Currently, Commercial is a four-lane, one-way street with angled parking. According to project plans, the street is set for resurfacing and the city wants to re-configure the road to include a 7-foot wide bike lane on the right and shared-lane markings (a.k.a. sharrows) on the left.

Lundgren writes that, “The right-most lane is little used, and traffic volume projections indicate no loss of capacity by swapping the right most lane for a bike lane.”

The proposed new road configuration.

Lundgren obtained a copy of the petition in opposition to the project. Here are the four main objections stated in the petition (emphasis mine), followed by excerpts from Lundgren’s rebuttals:

1) The congestion on Commercial Street combined with the lack of visibility backing out of parking spaces makes the addition of a bike lane fundamentally unsafe.


…Over 40,000 people a year die in automobile accidents, but we don’t use this as a reason to tell people not to drive….

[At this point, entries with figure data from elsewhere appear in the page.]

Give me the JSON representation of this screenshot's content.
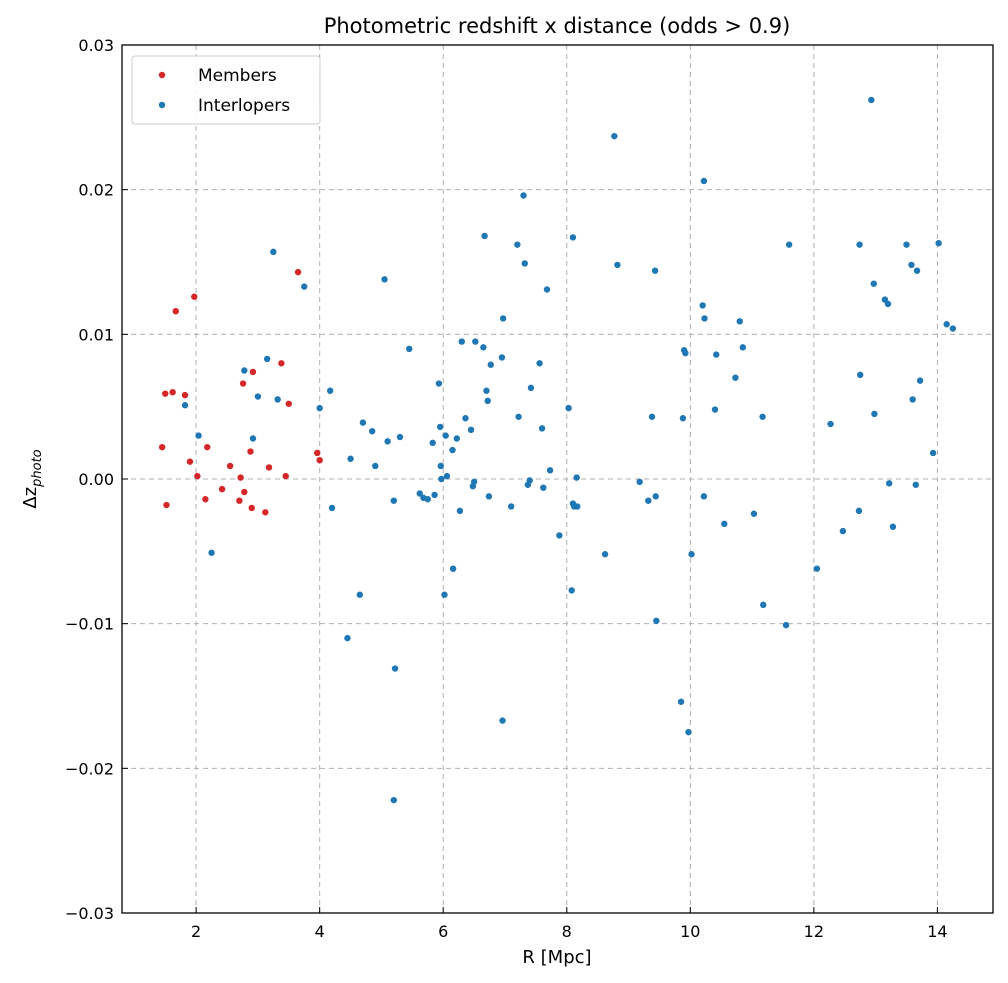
{
  "chart_data": {
    "type": "scatter",
    "title": "Photometric redshift x distance (odds > 0.9)",
    "xlabel": "R [Mpc]",
    "ylabel": "Δz",
    "ylabel_sub": "photo",
    "xlim": [
      0.8,
      14.9
    ],
    "ylim": [
      -0.03,
      0.03
    ],
    "xticks": [
      2,
      4,
      6,
      8,
      10,
      12,
      14
    ],
    "yticks": [
      -0.03,
      -0.02,
      -0.01,
      0.0,
      0.01,
      0.02,
      0.03
    ],
    "xtick_labels": [
      "2",
      "4",
      "6",
      "8",
      "10",
      "12",
      "14"
    ],
    "ytick_labels": [
      "−0.03",
      "−0.02",
      "−0.01",
      "0.00",
      "0.01",
      "0.02",
      "0.03"
    ],
    "grid": true,
    "legend": "upper-left",
    "series": [
      {
        "name": "Members",
        "color": "#d62728",
        "points": [
          [
            1.45,
            0.0022
          ],
          [
            1.5,
            0.0059
          ],
          [
            1.52,
            -0.0018
          ],
          [
            1.62,
            0.006
          ],
          [
            1.67,
            0.0116
          ],
          [
            1.82,
            0.0058
          ],
          [
            1.9,
            0.0012
          ],
          [
            1.97,
            0.0126
          ],
          [
            2.02,
            0.0002
          ],
          [
            2.15,
            -0.0014
          ],
          [
            2.18,
            0.0022
          ],
          [
            2.42,
            -0.0007
          ],
          [
            2.55,
            0.0009
          ],
          [
            2.7,
            -0.0015
          ],
          [
            2.72,
            0.0001
          ],
          [
            2.76,
            0.0066
          ],
          [
            2.78,
            -0.0009
          ],
          [
            2.88,
            0.0019
          ],
          [
            2.9,
            -0.002
          ],
          [
            2.92,
            0.0074
          ],
          [
            3.12,
            -0.0023
          ],
          [
            3.18,
            0.0008
          ],
          [
            3.38,
            0.008
          ],
          [
            3.45,
            0.0002
          ],
          [
            3.5,
            0.0052
          ],
          [
            3.65,
            0.0143
          ],
          [
            3.96,
            0.0018
          ],
          [
            4.0,
            0.0013
          ]
        ]
      },
      {
        "name": "Interlopers",
        "color": "#1f77b4",
        "points": [
          [
            1.82,
            0.0051
          ],
          [
            2.04,
            0.003
          ],
          [
            2.25,
            -0.0051
          ],
          [
            2.78,
            0.0075
          ],
          [
            2.92,
            0.0028
          ],
          [
            3.0,
            0.0057
          ],
          [
            3.15,
            0.0083
          ],
          [
            3.25,
            0.0157
          ],
          [
            3.32,
            0.0055
          ],
          [
            3.75,
            0.0133
          ],
          [
            4.0,
            0.0049
          ],
          [
            4.17,
            0.0061
          ],
          [
            4.2,
            -0.002
          ],
          [
            4.45,
            -0.011
          ],
          [
            4.5,
            0.0014
          ],
          [
            4.65,
            -0.008
          ],
          [
            4.7,
            0.0039
          ],
          [
            4.85,
            0.0033
          ],
          [
            4.9,
            0.0009
          ],
          [
            5.05,
            0.0138
          ],
          [
            5.1,
            0.0026
          ],
          [
            5.2,
            -0.0015
          ],
          [
            5.22,
            -0.0131
          ],
          [
            5.2,
            -0.0222
          ],
          [
            5.3,
            0.0029
          ],
          [
            5.45,
            0.009
          ],
          [
            5.62,
            -0.001
          ],
          [
            5.68,
            -0.0013
          ],
          [
            5.75,
            -0.0014
          ],
          [
            5.83,
            0.0025
          ],
          [
            5.86,
            -0.0011
          ],
          [
            5.93,
            0.0066
          ],
          [
            5.95,
            0.0036
          ],
          [
            5.96,
            0.0009
          ],
          [
            5.97,
            0.0
          ],
          [
            6.02,
            -0.008
          ],
          [
            6.04,
            0.003
          ],
          [
            6.06,
            0.0002
          ],
          [
            6.15,
            0.002
          ],
          [
            6.16,
            -0.0062
          ],
          [
            6.22,
            0.0028
          ],
          [
            6.27,
            -0.0022
          ],
          [
            6.3,
            0.0095
          ],
          [
            6.36,
            0.0042
          ],
          [
            6.45,
            0.0034
          ],
          [
            6.48,
            -0.0005
          ],
          [
            6.5,
            -0.0002
          ],
          [
            6.52,
            0.0095
          ],
          [
            6.65,
            0.0091
          ],
          [
            6.67,
            0.0168
          ],
          [
            6.7,
            0.0061
          ],
          [
            6.72,
            0.0054
          ],
          [
            6.74,
            -0.0012
          ],
          [
            6.77,
            0.0079
          ],
          [
            6.95,
            0.0084
          ],
          [
            6.96,
            -0.0167
          ],
          [
            6.97,
            0.0111
          ],
          [
            7.1,
            -0.0019
          ],
          [
            7.2,
            0.0162
          ],
          [
            7.22,
            0.0043
          ],
          [
            7.3,
            0.0196
          ],
          [
            7.32,
            0.0149
          ],
          [
            7.37,
            -0.0004
          ],
          [
            7.4,
            -0.0001
          ],
          [
            7.42,
            0.0063
          ],
          [
            7.56,
            0.008
          ],
          [
            7.6,
            0.0035
          ],
          [
            7.62,
            -0.0006
          ],
          [
            7.68,
            0.0131
          ],
          [
            7.73,
            0.0006
          ],
          [
            7.88,
            -0.0039
          ],
          [
            8.03,
            0.0049
          ],
          [
            8.08,
            -0.0077
          ],
          [
            8.1,
            -0.0017
          ],
          [
            8.12,
            -0.0019
          ],
          [
            8.1,
            0.0167
          ],
          [
            8.17,
            -0.0019
          ],
          [
            8.16,
            0.0001
          ],
          [
            8.62,
            -0.0052
          ],
          [
            8.77,
            0.0237
          ],
          [
            8.82,
            0.0148
          ],
          [
            9.18,
            -0.0002
          ],
          [
            9.32,
            -0.0015
          ],
          [
            9.38,
            0.0043
          ],
          [
            9.43,
            0.0144
          ],
          [
            9.44,
            -0.0012
          ],
          [
            9.45,
            -0.0098
          ],
          [
            9.85,
            -0.0154
          ],
          [
            9.88,
            0.0042
          ],
          [
            9.9,
            0.0089
          ],
          [
            9.92,
            0.0087
          ],
          [
            9.97,
            -0.0175
          ],
          [
            10.02,
            -0.0052
          ],
          [
            10.2,
            0.012
          ],
          [
            10.22,
            -0.0012
          ],
          [
            10.22,
            0.0206
          ],
          [
            10.23,
            0.0111
          ],
          [
            10.4,
            0.0048
          ],
          [
            10.42,
            0.0086
          ],
          [
            10.55,
            -0.0031
          ],
          [
            10.73,
            0.007
          ],
          [
            10.8,
            0.0109
          ],
          [
            10.85,
            0.0091
          ],
          [
            11.03,
            -0.0024
          ],
          [
            11.17,
            0.0043
          ],
          [
            11.18,
            -0.0087
          ],
          [
            11.55,
            -0.0101
          ],
          [
            11.6,
            0.0162
          ],
          [
            12.05,
            -0.0062
          ],
          [
            12.27,
            0.0038
          ],
          [
            12.47,
            -0.0036
          ],
          [
            12.73,
            -0.0022
          ],
          [
            12.74,
            0.0162
          ],
          [
            12.75,
            0.0072
          ],
          [
            12.93,
            0.0262
          ],
          [
            12.97,
            0.0135
          ],
          [
            12.98,
            0.0045
          ],
          [
            13.15,
            0.0124
          ],
          [
            13.2,
            0.0121
          ],
          [
            13.22,
            -0.0003
          ],
          [
            13.28,
            -0.0033
          ],
          [
            13.5,
            0.0162
          ],
          [
            13.58,
            0.0148
          ],
          [
            13.6,
            0.0055
          ],
          [
            13.65,
            -0.0004
          ],
          [
            13.67,
            0.0144
          ],
          [
            13.72,
            0.0068
          ],
          [
            13.93,
            0.0018
          ],
          [
            14.02,
            0.0163
          ],
          [
            14.15,
            0.0107
          ],
          [
            14.25,
            0.0104
          ]
        ]
      }
    ]
  }
}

More worrisome is the way the safety argument can be used to place the burden on the bicyclist who “chooses” to bicycle (or the pedestrian who chooses to walk) in an ostensibly dangerous environment… the burden to act with care rests on all road users, not merely bicyclists.


2) Turning around the sagging economy is a priority for us all. Reducing a lane of traffic will increase congestion making downtown less palatable for shoppers coming and going. To create a vibrant downtown shopping district we need to look at ways to reduce congestion, not increase it


…Bicycling reduces congestion. Encouraging more people to bike will relieve congestion downtown, not increase it. City traffic engineers have shown that the loss of a lane will not impact traffic volumes, and increases in bicycling will reduce auto traffic further…


3) A bike lane already exists one block away on Front Street. A new bike lane on a safer, less congested street further away from the existing bike lane may be a better choice.


The Front Street bypass bike lane is just that: a bypass for through traffic. It does not help with getting around downtown…


4) Slanted parking downtown is the best way to accommodate the most vehicles in a given section of street. We want to keep the slanted parking along Commercial Street unchanged so we have as much parking for our customers as possible.


Angle parking remains unchanged.

The Salem City Council is set to vote on the bike lane project on Monday, July 27th. If you live in Salem, consider showing up and sharing your opinion with Council members.

We expect a statement from a BTA staff person soon. We will update the story as soon as that information comes in.